Em qual marxismo se inspiram os teólogos da libertação? Certamente, não naquele dos manuais soviéticos de diamat, nem os dos partidos comunistas latino-americanos. É sobretudo o "marxismo ocidental". Por vezes designado como "neo-marxismo" nos seus documentos - que lhes atrai: na Teologia da Libertação-Perspectivas, a grande obra inaugural de Gustavo Gutierrez (1971) o autor marxista mais citado é Ernst Bloch; encontra-se também referências à Althusser, Marcuse, Lukács, Gramsci, Henri Lefebvre, Lucien Goldmann e... Ernest Mandel (confrontado com Althusser por sua melhor compreensão do conceito de alienação em Marx). Mas estas referências européias são menos importantes que as latino-americanas: Mariátegui, como fonte de um marxismo original, adaptado à realidade do continente, a revolução cubana, como acontecimento que sacode a história da América Latina, e, finalmente, a teoria da dependência na crítica do capitalismo dependente desenvolvida por Fernando Henrique Cardoso, André Gunder Frank, Theotônio dos Santos, Aníbal Quijano (todos mencionados diversas vezes no livro de Gutierrez). Não é preciso dizer que Gutierrez e seus amigos privilegiam certos temas no marxismo (o humanismo, a alienação, a práxis, a utopia) e rejeitam outras (a "ideologia materialista", o ateísmo).
O ponto de partida para esta descoberta do marxismo é um fato social incontornável, uma realidade massiva e brutal na América Latina: a pobreza. Evidentemente a pobreza existe há séculos no continente, mas com o desenvolvimento do capitalismo nas cidades e no campo, o êxodo rural, o desemprego, o crescimento desmesurado das favelas na periferia dos centros urbanos, vê-se surgir uma pobreza nova, mais dramática, mais extensa, e, em muitos aspectos, pior do que aquela do passado. O marxismo aparece aos olhos dos teólogos da libertação como a explicação mais sistemática, coerente e global das causas desta pobreza, e como a única proposição suficientemente radical para sua abolição.
O interesse pelos pobres é uma tradição milenar da Igreja, que remonta às fontes evangélicas do cristianismo. Os teólogos latino-americanos se colocam como continuidade desta tradição, que lhes serve constantemente de referência e de inspiração. Mas, sobre um ponto capital, eles rompem profundamente com o passado: para eles os pobres não são mais essencialmente objetos de caridade, mas sujeitos de sua própria libertação. A ajuda ou a assistência paternalista são substituídas por uma atitude de solidariedade com a luta dos pobres por sua auto-emancipação.
É aqui que se dá a conjunção com o princípio político fundamental do marxismo, a saber: a emancipação dos trabalhadores será obra dos próprios trabalhadores. Esta mudança pode ser a novidade política mais importante e a mais rica de conseqüências trazida pelos teólogos da libertação em relação à doutrina social da Igreja.

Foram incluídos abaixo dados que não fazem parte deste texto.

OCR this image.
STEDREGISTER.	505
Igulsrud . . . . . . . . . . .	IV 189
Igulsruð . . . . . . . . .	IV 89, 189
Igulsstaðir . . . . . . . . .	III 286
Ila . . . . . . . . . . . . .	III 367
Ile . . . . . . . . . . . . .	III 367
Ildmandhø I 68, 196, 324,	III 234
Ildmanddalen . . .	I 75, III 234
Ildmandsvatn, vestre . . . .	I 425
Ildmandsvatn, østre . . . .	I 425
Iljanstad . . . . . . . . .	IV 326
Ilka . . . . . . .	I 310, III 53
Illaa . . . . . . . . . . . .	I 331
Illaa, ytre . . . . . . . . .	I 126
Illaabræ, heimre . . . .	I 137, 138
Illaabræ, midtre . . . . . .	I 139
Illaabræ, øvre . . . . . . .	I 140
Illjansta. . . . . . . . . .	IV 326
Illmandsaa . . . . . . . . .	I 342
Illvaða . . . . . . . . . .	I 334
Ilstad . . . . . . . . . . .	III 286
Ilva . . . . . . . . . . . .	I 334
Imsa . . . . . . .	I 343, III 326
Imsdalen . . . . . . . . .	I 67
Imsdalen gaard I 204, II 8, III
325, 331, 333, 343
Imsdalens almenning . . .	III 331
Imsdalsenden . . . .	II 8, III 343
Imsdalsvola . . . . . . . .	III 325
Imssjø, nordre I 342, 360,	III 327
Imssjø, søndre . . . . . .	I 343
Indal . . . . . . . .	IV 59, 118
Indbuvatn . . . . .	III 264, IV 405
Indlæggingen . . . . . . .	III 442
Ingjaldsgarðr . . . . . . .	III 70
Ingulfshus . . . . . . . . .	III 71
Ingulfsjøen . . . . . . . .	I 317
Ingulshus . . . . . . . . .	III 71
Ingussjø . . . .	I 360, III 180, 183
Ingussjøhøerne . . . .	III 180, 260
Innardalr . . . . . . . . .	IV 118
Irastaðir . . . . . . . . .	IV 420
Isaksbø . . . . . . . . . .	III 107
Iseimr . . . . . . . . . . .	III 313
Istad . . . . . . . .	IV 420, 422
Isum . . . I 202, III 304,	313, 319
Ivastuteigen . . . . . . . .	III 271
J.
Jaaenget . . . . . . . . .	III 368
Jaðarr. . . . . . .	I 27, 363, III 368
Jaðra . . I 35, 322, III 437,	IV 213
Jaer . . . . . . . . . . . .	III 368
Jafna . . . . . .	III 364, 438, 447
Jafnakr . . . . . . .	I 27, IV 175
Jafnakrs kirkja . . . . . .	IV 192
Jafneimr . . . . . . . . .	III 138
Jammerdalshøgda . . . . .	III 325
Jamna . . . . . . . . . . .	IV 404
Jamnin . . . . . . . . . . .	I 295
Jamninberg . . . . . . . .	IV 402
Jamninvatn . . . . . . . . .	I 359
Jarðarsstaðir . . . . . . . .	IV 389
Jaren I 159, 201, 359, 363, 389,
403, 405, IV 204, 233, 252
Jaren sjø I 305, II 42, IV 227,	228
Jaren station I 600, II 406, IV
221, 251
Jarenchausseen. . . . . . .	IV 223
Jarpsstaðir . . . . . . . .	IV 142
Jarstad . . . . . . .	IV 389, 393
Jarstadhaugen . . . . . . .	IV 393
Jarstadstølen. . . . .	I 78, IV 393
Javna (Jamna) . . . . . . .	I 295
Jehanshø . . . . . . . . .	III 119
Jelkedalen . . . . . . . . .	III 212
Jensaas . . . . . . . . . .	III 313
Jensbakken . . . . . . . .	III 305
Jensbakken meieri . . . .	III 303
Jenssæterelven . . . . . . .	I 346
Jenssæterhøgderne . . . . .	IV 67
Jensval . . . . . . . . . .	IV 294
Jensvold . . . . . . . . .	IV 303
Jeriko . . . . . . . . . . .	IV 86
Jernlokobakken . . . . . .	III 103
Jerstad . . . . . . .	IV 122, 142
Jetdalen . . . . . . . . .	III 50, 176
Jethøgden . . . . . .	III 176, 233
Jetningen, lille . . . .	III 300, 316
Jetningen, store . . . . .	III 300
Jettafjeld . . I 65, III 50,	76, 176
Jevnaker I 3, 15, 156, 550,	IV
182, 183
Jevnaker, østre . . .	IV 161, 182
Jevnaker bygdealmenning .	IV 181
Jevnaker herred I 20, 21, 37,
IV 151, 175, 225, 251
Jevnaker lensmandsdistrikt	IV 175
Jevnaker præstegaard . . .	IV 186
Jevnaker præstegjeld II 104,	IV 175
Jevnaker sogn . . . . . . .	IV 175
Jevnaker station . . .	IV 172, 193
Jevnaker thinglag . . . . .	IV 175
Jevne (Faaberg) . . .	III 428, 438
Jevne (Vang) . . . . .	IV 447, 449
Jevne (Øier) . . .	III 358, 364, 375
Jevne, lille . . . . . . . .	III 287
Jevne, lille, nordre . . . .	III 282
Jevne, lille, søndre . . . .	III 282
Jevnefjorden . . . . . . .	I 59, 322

O Vaticano acusa Gutierrez e seus amigos de terem substituído o pobre da tradição cristã pelo proletariado marxista. Isto não é exato. O pobre dos teólogos latino-americanos é um conceito carregado de significações morais, bíblicas, religiosas: o próprio Deus é definido por eles como o "Deus dos pobres" e o Cristo se reencarna no pobre crucificado de hoje. Trata-se de um conceito socialmente mais amplo que o de classe operária: inclui, segundo Gutierrez, também as classes exploradas, as raças discriminadas e as culturas marginalizadas (nos últimos textos ele completa: as mulheres duplamente exploradas). Certos marxistas criticarão sem dúvida esta substituição do conceito "materialista" do proletariado por uma categoria tão vaga, emocional e imprecisa. Na realidade, este termo corresponde à situação social latino-americana, onde se encontra, tanto nas cidades como no campo, uma enorme massa de pobres - desempregados, semi-desempregados, empregados sazonais, vendedores ambulantes, marginais, prostitutas, etc. - excluídos do sistema produtivo "formal". Os sindicalistas cristãos/marxistas de El Salvador inventaram um termo que associa todos os componentes da população oprimida e explorada: o “pobretariado”.

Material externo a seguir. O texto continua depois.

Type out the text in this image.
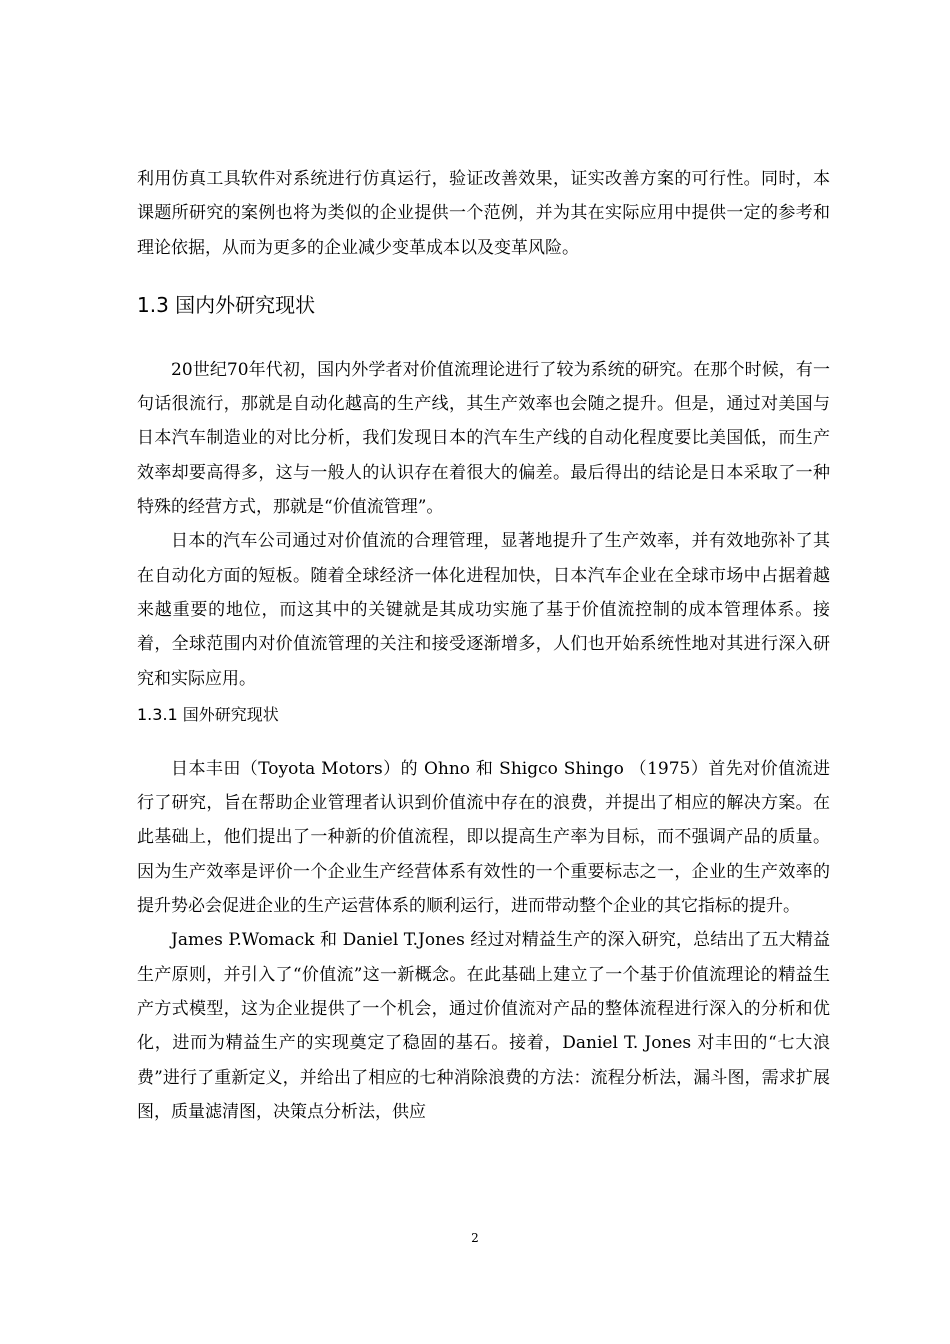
利用仿真工具软件对系统进行仿真运行，验证改善效果，证实改善方案的可行性。同时，本课题所研究的案例也将为类似的企业提供一个范例，并为其在实际应用中提供一定的参考和理论依据，从而为更多的企业减少变革成本以及变革风险。

1.3 国内外研究现状

20世纪70年代初，国内外学者对价值流理论进行了较为系统的研究。在那个时候，有一句话很流行，那就是自动化越高的生产线，其生产效率也会随之提升。但是，通过对美国与日本汽车制造业的对比分析，我们发现日本的汽车生产线的自动化程度要比美国低，而生产效率却要高得多，这与一般人的认识存在着很大的偏差。最后得出的结论是日本采取了一种特殊的经营方式，那就是“价值流管理”。

日本的汽车公司通过对价值流的合理管理，显著地提升了生产效率，并有效地弥补了其在自动化方面的短板。随着全球经济一体化进程加快，日本汽车企业在全球市场中占据着越来越重要的地位，而这其中的关键就是其成功实施了基于价值流控制的成本管理体系。接着，全球范围内对价值流管理的关注和接受逐渐增多，人们也开始系统性地对其进行深入研究和实际应用。

1.3.1 国外研究现状

日本丰田（Toyota Motors）的 Ohno 和 Shigco Shingo （1975）首先对价值流进行了研究，旨在帮助企业管理者认识到价值流中存在的浪费，并提出了相应的解决方案。在此基础上，他们提出了一种新的价值流程，即以提高生产率为目标，而不强调产品的质量。因为生产效率是评价一个企业生产经营体系有效性的一个重要标志之一，企业的生产效率的提升势必会促进企业的生产运营体系的顺利运行，进而带动整个企业的其它指标的提升。

James P.Womack 和 Daniel T.Jones 经过对精益生产的深入研究，总结出了五大精益生产原则，并引入了“价值流”这一新概念。在此基础上建立了一个基于价值流理论的精益生产方式模型，这为企业提供了一个机会，通过价值流对产品的整体流程进行深入的分析和优化，进而为精益生产的实现奠定了稳固的基石。接着，Daniel T. Jones 对丰田的“七大浪费”进行了重新定义，并给出了相应的七种消除浪费的方法：流程分析法，漏斗图，需求扩展图，质量滤清图，决策点分析法，供应

2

A opção prioritária pelos pobres, aprovada pela Conferência de Bispos Latino-Americanos em Puebla (1979) é, em realidade, uma fórmula de compromisso, interpretada num sentido tradicional (assistencialista) pelas correntes mais moderadas ou conservadoras da Igreja, e num sentido radical pelos teólogos da libertação e as correntes mais avançadas do clero: como um engajamento na organização e na luta dos pobres por sua própria libertação. Noutros termos: a luta de classes marxista, não apenas como “instrumento de análise” mas como guia para a ação, tornou-se uma peça essencial da nova Igreja dos pobres. Como escreveu Gustavo Gutierrez: "negar o fato da luta de classes, é na realidade tomar partido em favor dos setores dominantes. A neutralidade neste assunto é impossível." O que se trata é de "suprimir a apropriação por alguns da mais-valia criada pelo trabalho de um grande número, e não fazer apelos líricos em favor da harmonia social. Construir uma sociedade socialista, mais justa, mais livre e mais humana e não uma sociedade de conciliação, de falsa e aparente igualdade.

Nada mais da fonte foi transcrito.